John’s colleagues earn a lot more than him. For example, John’s friend Rupert is a surgeon.
Rupert can afford fast cars, fancy houses and even signs his letters using a golden ink-pen. John thinks he’s a prick.
Rupert has a special room in his house where he can run his hands through all of his lovely money.
“I didn’t go into medicine to feather my own nest,” John smugly thinks to himself. “I went into medicine to help people.”
This is called lying to yourself. People lie to themselves all the time because it makes them feel better. Examples of lies include “Everything happens for a reason” or “If I ignore it, it will just go away” and “Only pricks use ink-pens”.
When people stop believing in their own lies they discover rum.

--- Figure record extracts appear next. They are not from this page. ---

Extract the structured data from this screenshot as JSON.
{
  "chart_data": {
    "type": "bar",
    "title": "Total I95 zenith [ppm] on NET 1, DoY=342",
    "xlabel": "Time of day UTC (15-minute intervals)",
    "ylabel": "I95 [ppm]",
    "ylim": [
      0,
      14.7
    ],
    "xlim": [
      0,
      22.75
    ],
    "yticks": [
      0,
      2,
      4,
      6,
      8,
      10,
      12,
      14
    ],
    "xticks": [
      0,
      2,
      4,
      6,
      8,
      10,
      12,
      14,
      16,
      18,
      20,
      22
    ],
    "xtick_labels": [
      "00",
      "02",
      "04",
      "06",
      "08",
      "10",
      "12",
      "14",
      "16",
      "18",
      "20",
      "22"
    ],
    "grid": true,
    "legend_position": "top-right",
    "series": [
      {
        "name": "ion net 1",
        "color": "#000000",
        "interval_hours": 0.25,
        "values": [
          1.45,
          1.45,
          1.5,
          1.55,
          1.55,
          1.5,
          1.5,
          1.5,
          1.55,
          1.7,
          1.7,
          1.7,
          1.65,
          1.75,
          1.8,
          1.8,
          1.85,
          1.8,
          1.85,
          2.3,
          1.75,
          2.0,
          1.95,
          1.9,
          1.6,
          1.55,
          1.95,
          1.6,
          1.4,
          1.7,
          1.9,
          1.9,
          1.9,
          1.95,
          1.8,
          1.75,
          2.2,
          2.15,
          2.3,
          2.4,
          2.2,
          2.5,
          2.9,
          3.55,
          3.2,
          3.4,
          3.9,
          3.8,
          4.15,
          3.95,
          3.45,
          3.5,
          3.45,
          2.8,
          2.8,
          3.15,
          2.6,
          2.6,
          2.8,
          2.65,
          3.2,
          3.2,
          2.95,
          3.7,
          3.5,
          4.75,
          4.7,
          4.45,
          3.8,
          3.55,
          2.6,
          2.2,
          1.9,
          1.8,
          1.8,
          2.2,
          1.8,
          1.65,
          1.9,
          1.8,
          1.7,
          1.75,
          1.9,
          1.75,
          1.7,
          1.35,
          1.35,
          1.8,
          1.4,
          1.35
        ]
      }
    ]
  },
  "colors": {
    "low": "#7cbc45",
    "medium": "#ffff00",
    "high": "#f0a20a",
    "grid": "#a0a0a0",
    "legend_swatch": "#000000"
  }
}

Unlike his surgical colleague John has to see more and more patients to keep his income the same. And because John gets money from the government he has to be very careful about what he bills. If he gets a code even slightly wrong he could be accused of fraud, clapped in irons and investigated by the PSR.
The PSR spend all of their time rounding up doctors and persecuting them. One of them has a very sharp stick.
It’s lunchtime and John is so tired he decides to have a little nap on the examination couch. No sooner has he fallen asleep than he starts to have a bad dream. He dreams that the PSR kicks his door down and threaten to set fire to his ship.
John panics and jumps overboard.
As he sinks through the murk his cheeks bloom with the last mouthful of air and he feels his patients’ hands tugging at his clothes, their faces bloated and their black eyes lidless.
John wakes up screaming.
The receptionist tells him he’d better smarten up and get a move on, it’s half past one and the waiting room’s already full to bursting.
And this is why clever children like you don’t want to be GPs when they grow up.